The devise over has not as yet taken effect. There is no person who now answers the description contemplated in that devise. No child of the Triggs has as yet married a child of James King or of Elizabeth Mitchell; and in the present state of things, such a marriage is impossible. Whether the contingency on which this devise over was to take effect, was or was not originally too remote to be good in point of law, because a marriage might take place between a child of the Triggs then unborn, and a child of James King or Elizabeth Mitchell, at a period more remote than twenty-one years after their respective births, and yet fall within the terms of the devise, is a question upon which (as we have already said) the court will express no opinion. It does, however, create some embarrassment in the case. And the question is, whether, until such event as the contemplated marriage shall happen, the heirs are not entitled to the relief they seek, as a resulting trust, which is at present vested in them, and which can only be displaced (if at all) by the actual occurrence of a marriage, which shall take place upon a future contingency. We think that they are entitled to the relief, leaving the case open for the rights of any person, who may hereafter rightfully claim title against them under the devise over.
The decree of the district court is therefore affirmed with costs, and the cause is remanded for further proceedings.

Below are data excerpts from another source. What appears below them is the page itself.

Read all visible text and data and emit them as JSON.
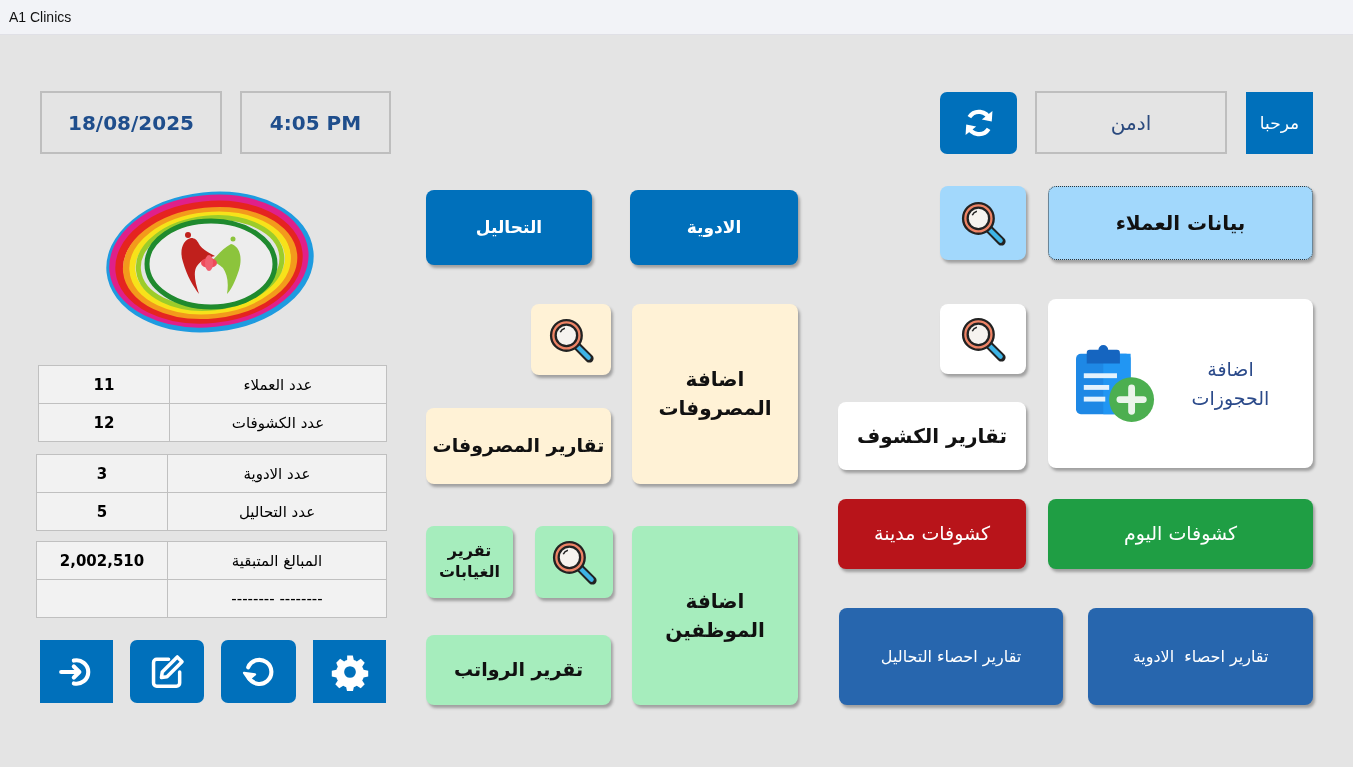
{
  "window": {
    "title": "A1 Clinics"
  },
  "date": "18/08/2025",
  "time": "4:05 PM",
  "welcome_label": "مرحبا",
  "user_field": {
    "value": "ادمن"
  },
  "stats_tables": [
    {
      "rows": [
        {
          "label": "عدد العملاء",
          "value": "11"
        },
        {
          "label": "عدد الكشوفات",
          "value": "12"
        }
      ]
    },
    {
      "rows": [
        {
          "label": "عدد الادوية",
          "value": "3"
        },
        {
          "label": "عدد التحاليل",
          "value": "5"
        }
      ]
    },
    {
      "rows": [
        {
          "label": "المبالغ المتبقية",
          "value": "2,002,510"
        },
        {
          "label": "-------- --------"
        }
      ]
    }
  ],
  "catalog_buttons": [
    {
      "label": "الادوية"
    },
    {
      "label": "التحاليل"
    }
  ],
  "expenses": {
    "add_button": "اضافة المصروفات",
    "report_button": "تقارير المصروفات"
  },
  "employees": {
    "absence_report_button": "تقرير الغيابات",
    "salary_report_button": "تقرير الرواتب",
    "add_button": "اضافة الموظفين"
  },
  "clients_button": {
    "label": "بيانات العملاء",
    "focused": true
  },
  "bookings": {
    "add_button": "اضافة الحجوزات",
    "report_button": "تقارير الكشوف"
  },
  "visit_buttons": [
    {
      "label": "كشوفات اليوم",
      "color": "#1f9e44"
    },
    {
      "label": "كشوفات مدينة",
      "color": "#b8141a"
    }
  ],
  "stats_report_buttons": [
    {
      "label": "تقارير احصاء  الادوية"
    },
    {
      "label": "تقارير احصاء التحاليل"
    }
  ]
}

This cause came on to be heard on the transcript of the record from the district court of the United States, for the western district of Virginia, and was argued by counsel; on consideration whereof, it is ordered, adjudged and decreed, by this court, that the decree of the said district court in this *354 cause be, and the same is hereby affirmed with costs. And it is further ordered and decreed by this court, that this cause be, and the same is hereby remanded to the said district court, with directions that further proceedings be had therein, according to law and justice, and in conformity to the opinion of this court.